La reine des pluies – Katherine Scholes

La reine des pluies

Liberté, bravoure et abnégation, voilà le  choix de vie d’Annah, héroïne de ce roman, qui vous happe dès les premières pages. Partie infirmière dans une mission en Tanzanie, suite aux lettres passionnantes qu’elle recevait, enfant, d’une de ses tantes, missionnaire elle-aussi, Annah découvre un monde cruel et fabuleux qui va peu à peu l’envoûter.

Mon résumé :

« Kate est infirmière en Australie. Elle vit seule dans la maison qu’elle a hérité de ses parents, morts assassinés en Tanzanie quand elle avait douze ans.  Un jour, dans la propriété d’à côté, elle remarque qu’une vieille femme s’est installée et vit principalement dans son jardin en friche et sous sa véranda.
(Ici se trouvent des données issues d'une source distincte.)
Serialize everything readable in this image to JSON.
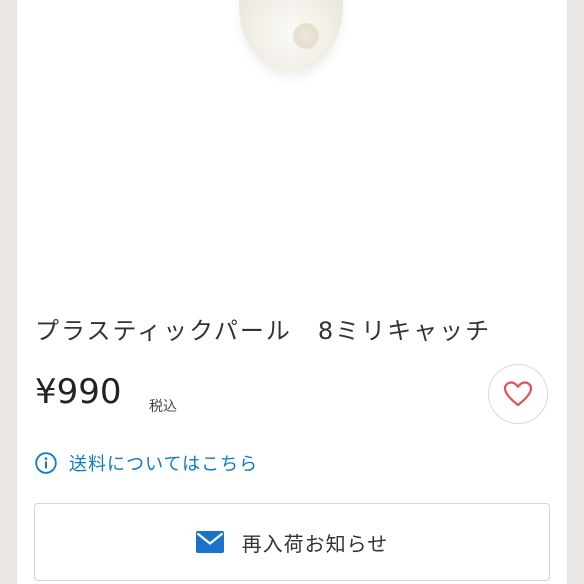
{
  "product": {
    "title": "プラスティックパール　8ミリキャッチ",
    "price": "¥990",
    "tax_label": "税込"
  },
  "favorite": {
    "icon": "heart-icon",
    "color": "#e0505a"
  },
  "shipping": {
    "label": "送料についてはこちら",
    "icon": "info-icon",
    "color": "#0d7bc6"
  },
  "notify": {
    "label": "再入荷お知らせ",
    "icon": "mail-icon",
    "color": "#1a73c8"
  }
}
Alors qu’elles lient peu à peu connaissance, Kate s’interroge sur cette femme mystérieuse qui semble très malade. »

Même si le début du roman s’attarde sur Kate, la suite fait vraiment la part belle à l’histoire d’Annah et à sa vie en Afrique. Au début des années 60, au moment de l’indépendance, cette jeune australienne célibataire arrive en Tanzanie en tant qu’infirmière dans une mission dirigée par le Docteur Carrington et sa femme Sarah, tous deux australiens également. Seuls « blancs », ils vivent tous trois dans une proximité, voire une intimité, parfois pénible, si bien que rapidement, la relation entre Annah et Sarah se détériore. Pourtant,  l’accouchement risqué de Sarah va tout changer.  Il se déclenche plus tôt que prévu, alors que le Dr Carrington est en déplacement. Annah va prendre le risque de réaliser la césarienne qui sauvera la mère et l’enfant, et cet événement va sceller leur amitié . Au fil des mois, les choix d’Annah vont l’éloigner de la mission, mais elle trouvera toujours en Sarah une amie fidèle. D’un caractère entier, elle va choisir la Tanzanie comme pays d’adoption, cherchant à apprendre des africains, leur culture et leurs connaissances, et parcourir la brousse pour apprendre, aider et soigner.

Le parcours d’Annah, c’est aussi une remise en question de la politique coloniale qui cherchait à étouffer la culture et les coutumes africaines.

A travers ce roman, Katherine Scholes transmet son amour de la Tanzanie où elle est né quand son père y était médecin.